Gideon muttered something in a low voice, and Reece testily called, “What?”

             
“I said, so why didn't you just say that?”

             
“It's air talk.” Another mutter-filled pause. “What was that?”

             
“I said yeah, but we're in
space
.”

             
“Just be there at six o'clock, Gid.”

             
“Do we have to call it a crew debriefin'?” Po threw out as Reece finally began lowering himself through the hatch. He stopped to stare at her, but she was already scaling another ladder, on her way to join Gideon at the funnel, as quick and nimble as a mouse. Reece didn't envy her; Gid was looking as surly as a sliptooth fish. “It's
such
a mouthful. Hey, maybe we should call it a moot! Whadya think, Cap'n? Don't it have a ring to it?

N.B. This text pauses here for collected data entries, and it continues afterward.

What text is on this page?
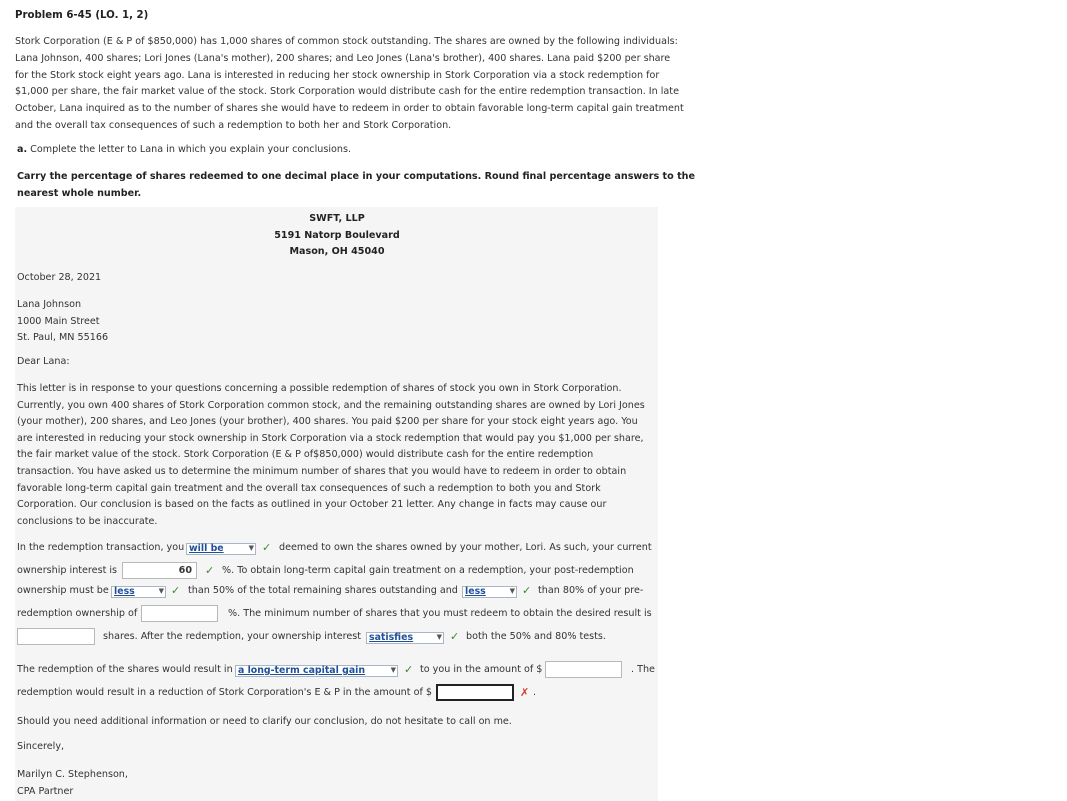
Problem 6-45 (LO. 1, 2)
Stork Corporation (E & P of $850,000) has 1,000 shares of common stock outstanding. The shares are owned by the following individuals:
Lana Johnson, 400 shares; Lori Jones (Lana's mother), 200 shares; and Leo Jones (Lana's brother), 400 shares. Lana paid $200 per share
for the Stork stock eight years ago. Lana is interested in reducing her stock ownership in Stork Corporation via a stock redemption for
$1,000 per share, the fair market value of the stock. Stork Corporation would distribute cash for the entire redemption transaction. In late
October, Lana inquired as to the number of shares she would have to redeem in order to obtain favorable long-term capital gain treatment
and the overall tax consequences of such a redemption to both her and Stork Corporation.
a. Complete the letter to Lana in which you explain your conclusions.
Carry the percentage of shares redeemed to one decimal place in your computations. Round final percentage answers to the
nearest whole number.
SWFT, LLP
5191 Natorp Boulevard
Mason, OH 45040
October 28, 2021
Lana Johnson
1000 Main Street
St. Paul, MN 55166
Dear Lana:
This letter is in response to your questions concerning a possible redemption of shares of stock you own in Stork Corporation.
Currently, you own 400 shares of Stork Corporation common stock, and the remaining outstanding shares are owned by Lori Jones
(your mother), 200 shares, and Leo Jones (your brother), 400 shares. You paid $200 per share for your stock eight years ago. You
are interested in reducing your stock ownership in Stork Corporation via a stock redemption that would pay you $1,000 per share,
the fair market value of the stock. Stork Corporation (E & P of$850,000) would distribute cash for the entire redemption
transaction. You have asked us to determine the minimum number of shares that you would have to redeem in order to obtain
favorable long-term capital gain treatment and the overall tax consequences of such a redemption to both you and Stork
Corporation. Our conclusion is based on the facts as outlined in your October 21 letter. Any change in facts may cause our
conclusions to be inaccurate.
In the redemption transaction, you will be	▼ ✓ deemed to own the shares owned by your mother, Lori. As such, your current
ownership interest is	60 ✓ %. To obtain long-term capital gain treatment on a redemption, your post-redemption
ownership must be less	▼ ✓ than 50% of the total remaining shares outstanding and less	▼ ✓ than 80% of your pre-
redemption ownership of	%. The minimum number of shares that you must redeem to obtain the desired result is
shares. After the redemption, your ownership interest satisfies	▼ ✓ both the 50% and 80% tests.
The redemption of the shares would result in a long-term capital gain	▼ ✓ to you in the amount of $	. The
redemption would result in a reduction of Stork Corporation's E & P in the amount of $	✗ .
Should you need additional information or need to clarify our conclusion, do not hesitate to call on me.
Sincerely,
Marilyn C. Stephenson,
CPA Partner
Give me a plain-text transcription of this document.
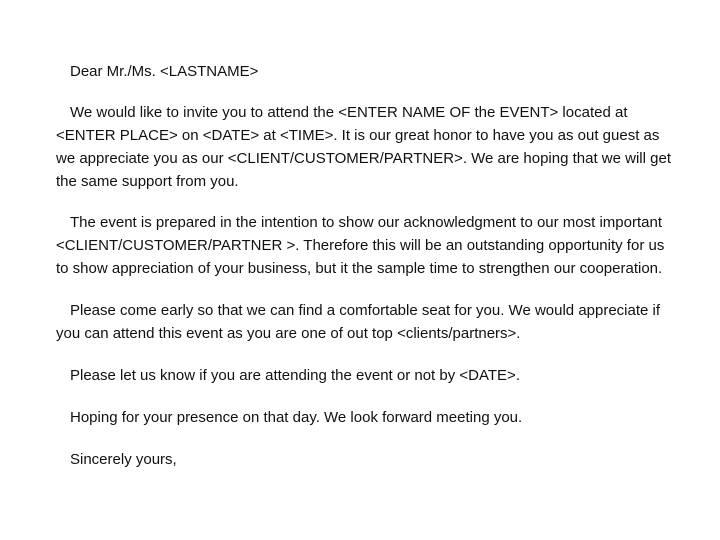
Dear Mr./Ms. <LASTNAME>

We would like to invite you to attend the <ENTER NAME OF the EVENT> located at <ENTER PLACE> on <DATE> at <TIME>. It is our great honor to have you as out guest as we appreciate you as our <CLIENT/CUSTOMER/PARTNER>. We are hoping that we will get the same support from you.

The event is prepared in the intention to show our acknowledgment to our most important <CLIENT/CUSTOMER/PARTNER >. Therefore this will be an outstanding opportunity for us to show appreciation of your business, but it the sample time to strengthen our cooperation.

Please come early so that we can find a comfortable seat for you. We would appreciate if you can attend this event as you are one of out top <clients/partners>.

Please let us know if you are attending the event or not by <DATE>.

Hoping for your presence on that day. We look forward meeting you.

Sincerely yours,
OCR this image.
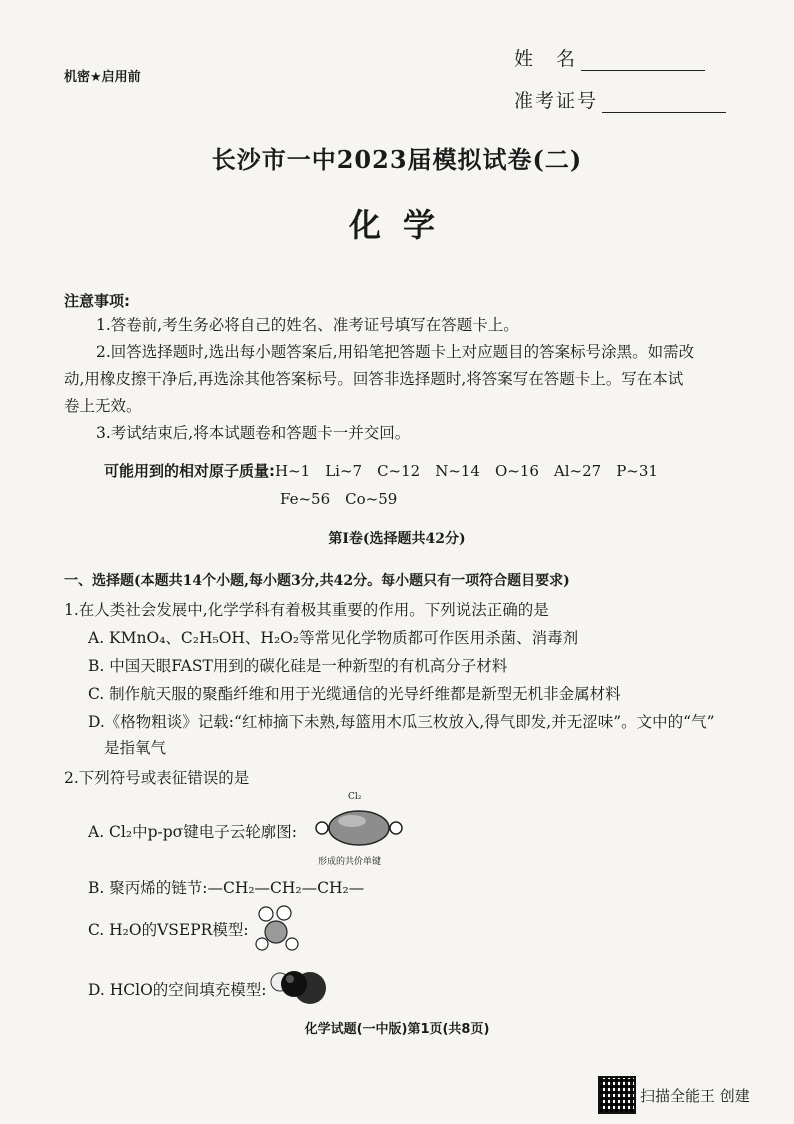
机密★启用前
姓　名
准考证号
长沙市一中2023届模拟试卷(二)
化学
注意事项:
1.答卷前,考生务必将自己的姓名、准考证号填写在答题卡上。
2.回答选择题时,选出每小题答案后,用铅笔把答题卡上对应题目的答案标号涂黑。如需改
动,用橡皮擦干净后,再选涂其他答案标号。回答非选择题时,将答案写在答题卡上。写在本试
卷上无效。
3.考试结束后,将本试题卷和答题卡一并交回。
可能用到的相对原子质量:H~1　Li~7　C~12　N~14　O~16　Al~27　P~31
Fe~56　Co~59
第Ⅰ卷(选择题共42分)
一、选择题(本题共14个小题,每小题3分,共42分。每小题只有一项符合题目要求)
1.在人类社会发展中,化学学科有着极其重要的作用。下列说法正确的是
A. KMnO₄、C₂H₅OH、H₂O₂等常见化学物质都可作医用杀菌、消毒剂
B. 中国天眼FAST用到的碳化硅是一种新型的有机高分子材料
C. 制作航天服的聚酯纤维和用于光缆通信的光导纤维都是新型无机非金属材料
D.《格物粗谈》记载:“红柿摘下未熟,每篮用木瓜三枚放入,得气即发,并无涩味”。文中的“气”
是指氧气
2.下列符号或表征错误的是
A. Cl₂中p-pσ键电子云轮廓图:
Cl₂
形成的共价单键
B. 聚丙烯的链节:—CH₂—CH₂—CH₂—
C. H₂O的VSEPR模型:
D. HClO的空间填充模型:
化学试题(一中版)第1页(共8页)
扫描全能王 创建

A crew moot.”

             
“Ain't them one'a those things rich folk have around their houses?” Gid grumbled as he backed up, making room for her. “With the water, and the bridges?”

             
“That's a moat, ginghoo,” Po laughed at the same time Reece dully corrected, “
Moat
, Gid.”

             
Scowling, Gideon crossed his arms and sat down heavily on a rung, his big boots swinging. “Alright!” he snapped. “I ain't stupid!”

             
Shaking his head wordlessly, Reece lowered himself through the hatch. The helm. He needed the helm, and the quietness of The Voice of Space. He'd been captain for officially—he checked his pocket watch—three hours, and between the possibility of freezing to death before tomorrow and living with the constant company of Scarlet Ashdown, his nerves were already starting to feel frayed. Gid's bad mood was trivial in comparison, but still, it grated.

             
Nivy shot him a look over her shoulder as he joined her on the bridge again, but he slid into his leather chair without a hello. The Euclid Stream streaked against the canopy window, a soft vapor of white, giving the cockpit an airy glow.

             
“Po fixed the autopilot,” he said as his hands slipped into the grooves of the yoke. “And we're calling the crew debriefing a moot.”

             
Nivy stared at him like people tended to stare at Mordecai. He ignored her.